“To a large extent, we have arrived at this point due to the
past failures of the international community to hold Myanmar’s military accountable for their crimes, especially the
2017 genocide of the Rohingya.”
Professor of International Relations Yossi Mekelberg,
reflecting on the 2021 military coup
On February 1, 2021, the Tatmadaw, Myanmar’s military,
overthrew the democratically elected government in a
coup d’état and announced that Myanmar would be controlled by the military junta.1 As the Burmese people rose
up against this undemocratic seizure of their country, the
Tatmadaw unleashed a brutal and violent assault on the
peaceful civilian protesters. The Tatmadaw’s violent assault on civilians has led to demands for accountability for
the crimes being committed against the Burmese people.2
BROUK stands in solidarity with its Burmese brothers and
sisters in their call for justice and accountability.

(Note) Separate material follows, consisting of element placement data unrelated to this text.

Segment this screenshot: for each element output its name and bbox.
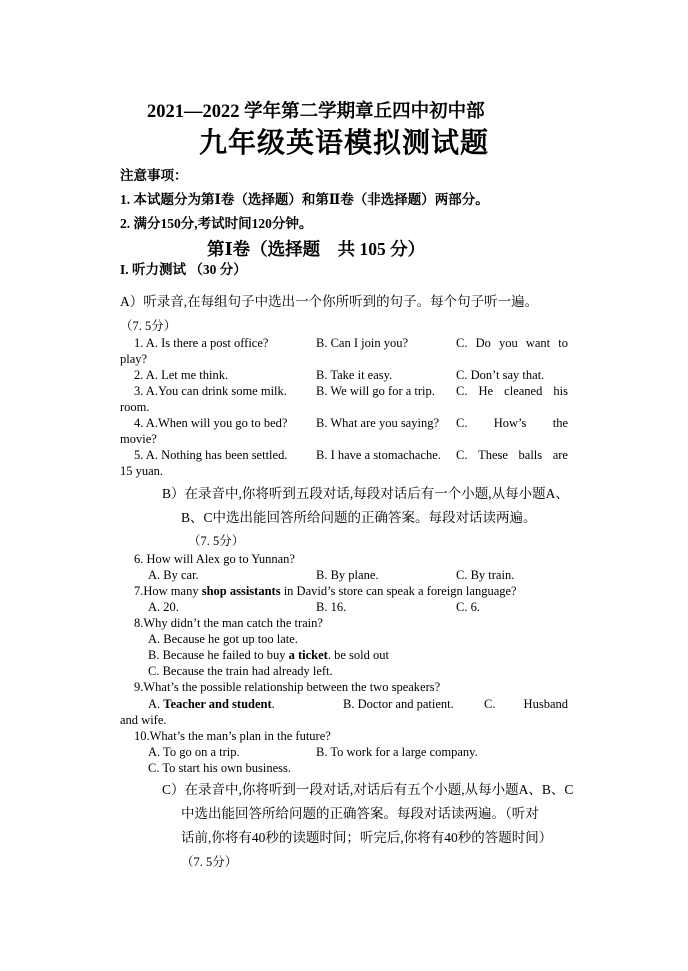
q6-option-b: B. By plane.: [316, 568, 379, 582]
q1-option-c: [456, 335, 568, 351]
q3-c-word: C.: [456, 384, 468, 398]
q9-wrap: and wife.: [120, 713, 167, 727]
note-1: 1. 本试题分为第Ⅰ卷（选择题）和第Ⅱ卷（非选择题）两部分。: [120, 192, 489, 207]
q5-c-word: are: [552, 448, 568, 462]
q7-stem: [134, 583, 517, 599]
section1-title: I. 听力测试 （30 分）: [120, 262, 247, 277]
q5-c-word: C.: [456, 448, 468, 462]
q8-option-a: A. Because he got up too late.: [148, 632, 298, 646]
q9-c-word: C.: [484, 697, 496, 711]
q8-b-post: . be sold out: [327, 648, 389, 662]
part1-title: 第Ⅰ卷（选择题 共 105 分）: [207, 239, 426, 259]
q4-c-word: How’s: [493, 416, 527, 430]
q4-c-word: the: [552, 416, 568, 430]
q9-option-b: B. Doctor and patient.: [343, 697, 454, 711]
partC-instructions-line3: 话前,你将有40秒的读题时间；听完后,你将有40秒的答题时间）: [181, 830, 553, 845]
q3-c-word: cleaned: [504, 384, 543, 398]
q9-a-post: .: [271, 697, 275, 711]
q3-c-word: He: [478, 384, 494, 398]
q5-option-a: 5. A. Nothing has been settled.: [134, 448, 288, 462]
note-2: 2. 满分150分,考试时间120分钟。: [120, 216, 313, 231]
q10-option-a: A. To go on a trip.: [148, 745, 240, 759]
exam-title: 九年级英语模拟测试题: [199, 128, 490, 159]
q7-stem-pre: 7.How many: [134, 584, 202, 598]
partB-instructions-line2: B、C中选出能回答所给问题的正确答案。每段对话读两遍。: [181, 510, 537, 525]
q9-c-word: Husband: [523, 697, 568, 711]
q6-option-a: A. By car.: [148, 568, 199, 582]
q8-b-bold: a ticket: [288, 648, 328, 662]
q6-stem: 6. How will Alex go to Yunnan?: [134, 552, 295, 566]
q7-option-c: C. 6.: [456, 600, 480, 614]
q5-c-word: balls: [518, 448, 543, 462]
q3-wrap: room.: [120, 400, 150, 414]
q10-stem: 10.What’s the man’s plan in the future?: [134, 729, 331, 743]
q8-option-c: C. Because the train had already left.: [148, 664, 333, 678]
q8-stem: 8.Why didn’t the man catch the train?: [134, 616, 323, 630]
q2-option-c: C. Don’t say that.: [456, 368, 545, 382]
partC-score: （7. 5分）: [181, 855, 238, 869]
q9-option-a: [148, 696, 275, 712]
q7-option-a: A. 20.: [148, 600, 179, 614]
q1-option-b: B. Can I join you?: [316, 336, 409, 350]
q4-wrap: movie?: [120, 432, 157, 446]
q9-a-bold: Teacher and student: [163, 697, 272, 711]
q8-option-b: [148, 647, 389, 663]
q9-option-c: [484, 696, 568, 712]
q1-c-word: to: [558, 336, 568, 350]
q5-option-b: B. I have a stomachache.: [316, 448, 441, 462]
q5-option-c: [456, 447, 568, 463]
q4-c-word: C.: [456, 416, 468, 430]
partA-instructions: A）听录音,在每组句子中选出一个你所听到的句子。每个句子听一遍。: [120, 294, 539, 309]
q2-option-b: B. Take it easy.: [316, 368, 393, 382]
q5-c-word: These: [478, 448, 508, 462]
q3-c-word: his: [553, 384, 568, 398]
q9-stem: 9.What’s the possible relationship between the two speakers?: [134, 680, 441, 694]
q10-option-c: C. To start his own business.: [148, 761, 291, 775]
q1-c-word: C.: [456, 336, 468, 350]
q1-c-word: Do: [475, 336, 491, 350]
q1-c-word: want: [525, 336, 551, 350]
q1-c-word: you: [498, 336, 518, 350]
q7-option-b: B. 16.: [316, 600, 347, 614]
partB-instructions-line1: B）在录音中,你将听到五段对话,每段对话后有一个小题,从每小题A、: [162, 486, 569, 501]
partC-instructions-line2: 中选出能回答所给问题的正确答案。每段对话读两遍。（听对: [181, 806, 539, 821]
q4-option-c: [456, 415, 568, 431]
q2-option-a: 2. A. Let me think.: [134, 368, 229, 382]
partC-instructions-line1: C）在录音中,你将听到一段对话,对话后有五个小题,从每小题A、B、C: [162, 782, 574, 797]
q7-stem-bold: shop assistants: [201, 584, 281, 598]
q6-option-c: C. By train.: [456, 568, 515, 582]
q1-wrap: play?: [120, 352, 148, 366]
partA-score: （7. 5分）: [120, 319, 177, 333]
q3-option-a: 3. A.You can drink some milk.: [134, 384, 287, 398]
partB-score: （7. 5分）: [188, 534, 245, 548]
notes-heading: 注意事项：: [120, 168, 188, 183]
q10-option-b: B. To work for a large company.: [316, 745, 478, 759]
q1-option-a: 1. A. Is there a post office?: [134, 336, 269, 350]
exam-subtitle: 2021—2022 学年第二学期章丘四中初中部: [147, 102, 485, 122]
q4-option-a: 4. A.When will you go to bed?: [134, 416, 288, 430]
q8-b-pre: B. Because he failed to buy: [148, 648, 289, 662]
q7-stem-post: in David’s store can speak a foreign language?: [280, 584, 517, 598]
q9-a-pre: A.: [148, 697, 164, 711]
q3-option-b: B. We will go for a trip.: [316, 384, 435, 398]
q5-wrap: 15 yuan.: [120, 464, 164, 478]
q3-option-c: [456, 383, 568, 399]
q4-option-b: B. What are you saying?: [316, 416, 439, 430]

However, for the Rohingya, the violent repression of human rights and criminal conduct of the Tatmadaw is not new. The Rohingya have suffered violence, repression and discrimination at the hands of the Tatmadaw for decades with little to no tangible protection or intervention from the international community, the Myanmar civilian government, or, unfortunately in many cases, their fellow Burmese. This culture of impunity contributed to the Tatmadaw’s 2017 genocidal clearance operations against the Rohingya, which represented a culmination of generations of escalating oppression against the Muslim minority. It is critical, both in terms of restoring Myanmar on its path to democracy and in seeking justice and accountability for crimes committed by the Tatmadaw, that these efforts fully include the Rohingya.